Rate of covergence: naïve Bayes Consider first how quickly parameter estimates converge toward their asymptotic values. Then we’ll ask how this influences rate of convergence toward asymptotic classification error.

Rate of covergence: naïve Bayes parameters

from UCI data experiments Some sets

What you should know: • Logistic regression – Functional form follows from Naïve Bayes assumptions – But training procedure picks parameters without the conditional independence assumption – MLE training: pick W to maximize P(Y | X, W) – MAP training: pick W to maximize P(W | X,Y) • ‘regularization’ • Gradient ascent/descent – General approach when closed-form solutions unavailable • Generative vs. Discriminative classifiers – Bias vs. variance tradeoff

Logistic Regression Required reading: Mitchell draft chapter (see - PowerPoint PPT Presentation

Logistic Regression Required reading: Mitchell draft chapter (see course website) Recommended reading: Bishop, Chapter 3.1.3, 3.1.4 Ng and Jordan paper (see course website) Machine Learning 10-701 Tom M. Mitchell Center for

Regression 3: Logistic Regression Marco Baroni Practical Statistics in R Outline Logistic

Logistic Regression James H. Steiger Department of Psychology and Human Development Vanderbilt

Todays lecture Logistic regression How can we use logistic regression for reranking? Shay

From Logistic Regression to Neural Networks CMSC 470 Marine Carpuat Logistic Regression What

LEARNING Outline Math Behind Logistic Regression Visualizing Logistic Regression Loss

Workshop 10.5a: Logistic regression Murray Logan August 23, 2016 Table of contents 1 Logistic

Logistic Regression using OLS1D in Excel 2013 XL4D: V0H XL4D: V0H XL4D: V0H 2015 Schield

Workshop 10.5a: Logistic regression Murray Logan 05 Sep 2016 Section 1 Logistic regression

Lecture 3: Logistic Regression Feng Li Shandong University fli@sdu.edu.cn September 21, 2020

Regression Methods 1. Linear Regression and Logistic Regression: definitions, and a common

XL4B: Logistic Regression using OLS1B in Excel 2013 25 Feb 2018 V0C-2x XL4B: V0C-2x XL4B: V0C-2x

Logistic regression Shay Cohen (based on slides by Sharon Goldwater) 28 October 2019 Todays

Machine Learning Logistic Regression Hamid R. Rabiee Spring 2015

Learning From Data Lecture 9 Logistic Regression and Gradient Descent Logistic Regression

Logistic regression Predict binary outcomes (success/failure) from numerical or categorical

Logistic Regression: MLE vs. OLS3 in Excel2013 25 Aug 2016 V0H V0H V0H Schield MLE vs.

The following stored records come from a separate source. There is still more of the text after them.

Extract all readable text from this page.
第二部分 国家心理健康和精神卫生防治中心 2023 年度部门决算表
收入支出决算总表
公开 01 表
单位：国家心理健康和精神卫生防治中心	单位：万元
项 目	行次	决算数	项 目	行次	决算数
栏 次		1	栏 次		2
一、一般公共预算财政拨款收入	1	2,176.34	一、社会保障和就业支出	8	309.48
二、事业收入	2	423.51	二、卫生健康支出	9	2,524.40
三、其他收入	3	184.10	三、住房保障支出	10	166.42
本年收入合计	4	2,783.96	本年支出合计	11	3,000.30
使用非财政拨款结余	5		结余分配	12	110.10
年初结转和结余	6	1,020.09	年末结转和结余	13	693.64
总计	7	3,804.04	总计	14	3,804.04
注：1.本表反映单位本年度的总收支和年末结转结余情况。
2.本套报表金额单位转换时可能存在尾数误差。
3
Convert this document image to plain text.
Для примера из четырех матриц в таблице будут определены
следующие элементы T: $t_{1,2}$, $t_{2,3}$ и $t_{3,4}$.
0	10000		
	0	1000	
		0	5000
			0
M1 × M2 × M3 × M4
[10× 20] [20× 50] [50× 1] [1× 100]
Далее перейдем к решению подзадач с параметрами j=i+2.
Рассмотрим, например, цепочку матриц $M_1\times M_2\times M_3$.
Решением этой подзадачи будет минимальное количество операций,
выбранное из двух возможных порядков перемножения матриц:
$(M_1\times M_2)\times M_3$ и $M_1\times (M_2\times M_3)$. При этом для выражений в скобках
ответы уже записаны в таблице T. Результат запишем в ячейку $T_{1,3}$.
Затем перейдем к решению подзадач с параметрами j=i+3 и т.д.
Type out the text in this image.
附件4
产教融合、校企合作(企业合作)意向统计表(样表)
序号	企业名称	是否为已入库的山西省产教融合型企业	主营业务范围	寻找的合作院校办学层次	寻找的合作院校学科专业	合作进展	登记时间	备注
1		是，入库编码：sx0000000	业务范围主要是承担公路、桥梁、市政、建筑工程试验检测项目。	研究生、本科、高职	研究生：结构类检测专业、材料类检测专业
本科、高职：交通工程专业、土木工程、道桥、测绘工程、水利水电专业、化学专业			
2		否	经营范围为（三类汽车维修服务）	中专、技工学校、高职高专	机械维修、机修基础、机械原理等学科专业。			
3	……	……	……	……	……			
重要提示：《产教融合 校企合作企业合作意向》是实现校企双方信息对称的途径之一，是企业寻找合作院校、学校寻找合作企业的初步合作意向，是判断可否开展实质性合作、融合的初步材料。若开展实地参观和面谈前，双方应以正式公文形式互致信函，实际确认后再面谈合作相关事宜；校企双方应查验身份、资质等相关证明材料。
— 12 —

Discriminative vs. Generative Learning CS 760@UW-Madison Goals for the lecture you should

Chapter 3: Modeling with First-Order Differential Equations Department of Electrical Engineering

Machine Learning - MT 2016 16. Course Summary Varun Kanade University of Oxford November 30,

Overfitting Many hypotheses consistent with/close to the data About this class With enough

Optimal scaling and convergence of Markov chain Monte Carlo methods Alain Durmus Joint work

Overview of logistic regression Richard Erickson Instructor DataCamp Generalized Linear Models

Logistic Regression Two Worlds: Probabilistic & Algorithmic We know two conceptual approaches

Bayesian logistic regression Already covered in lectures on classification Laplace and

Logistic Regression Required reading: Mitchell draft chapter (see - PowerPoint PPT Presentation

Logistic Regression Required reading: Mitchell draft chapter (see course website) Recommended reading: Bishop, Chapter 3.1.3, 3.1.4 Ng and Jordan paper (see course website) Machine Learning 10-701 Tom M. Mitchell Center for

Regression 3: Logistic Regression Marco Baroni Practical Statistics in R Outline Logistic

Logistic Regression James H. Steiger Department of Psychology and Human Development Vanderbilt

Todays lecture Logistic regression How can we use logistic regression for reranking? Shay

From Logistic Regression to Neural Networks CMSC 470 Marine Carpuat Logistic Regression What

LEARNING Outline Math Behind Logistic Regression Visualizing Logistic Regression Loss

Workshop 10.5a: Logistic regression Murray Logan August 23, 2016 Table of contents 1 Logistic

Logistic Regression using OLS1D in Excel 2013 XL4D: V0H XL4D: V0H XL4D: V0H 2015 Schield

Workshop 10.5a: Logistic regression Murray Logan 05 Sep 2016 Section 1 Logistic regression

Lecture 3: Logistic Regression Feng Li Shandong University fli@sdu.edu.cn September 21, 2020

Regression Methods 1. Linear Regression and Logistic Regression: definitions, and a common

XL4B: Logistic Regression using OLS1B in Excel 2013 25 Feb 2018 V0C-2x XL4B: V0C-2x XL4B: V0C-2x

Logistic regression Shay Cohen (based on slides by Sharon Goldwater) 28 October 2019 Todays

Machine Learning Logistic Regression Hamid R. Rabiee Spring 2015

Learning From Data Lecture 9 Logistic Regression and Gradient Descent Logistic Regression

Logistic regression Predict binary outcomes (success/failure) from numerical or categorical

Logistic Regression: MLE vs. OLS3 in Excel2013 25 Aug 2016 V0H V0H V0H Schield MLE vs.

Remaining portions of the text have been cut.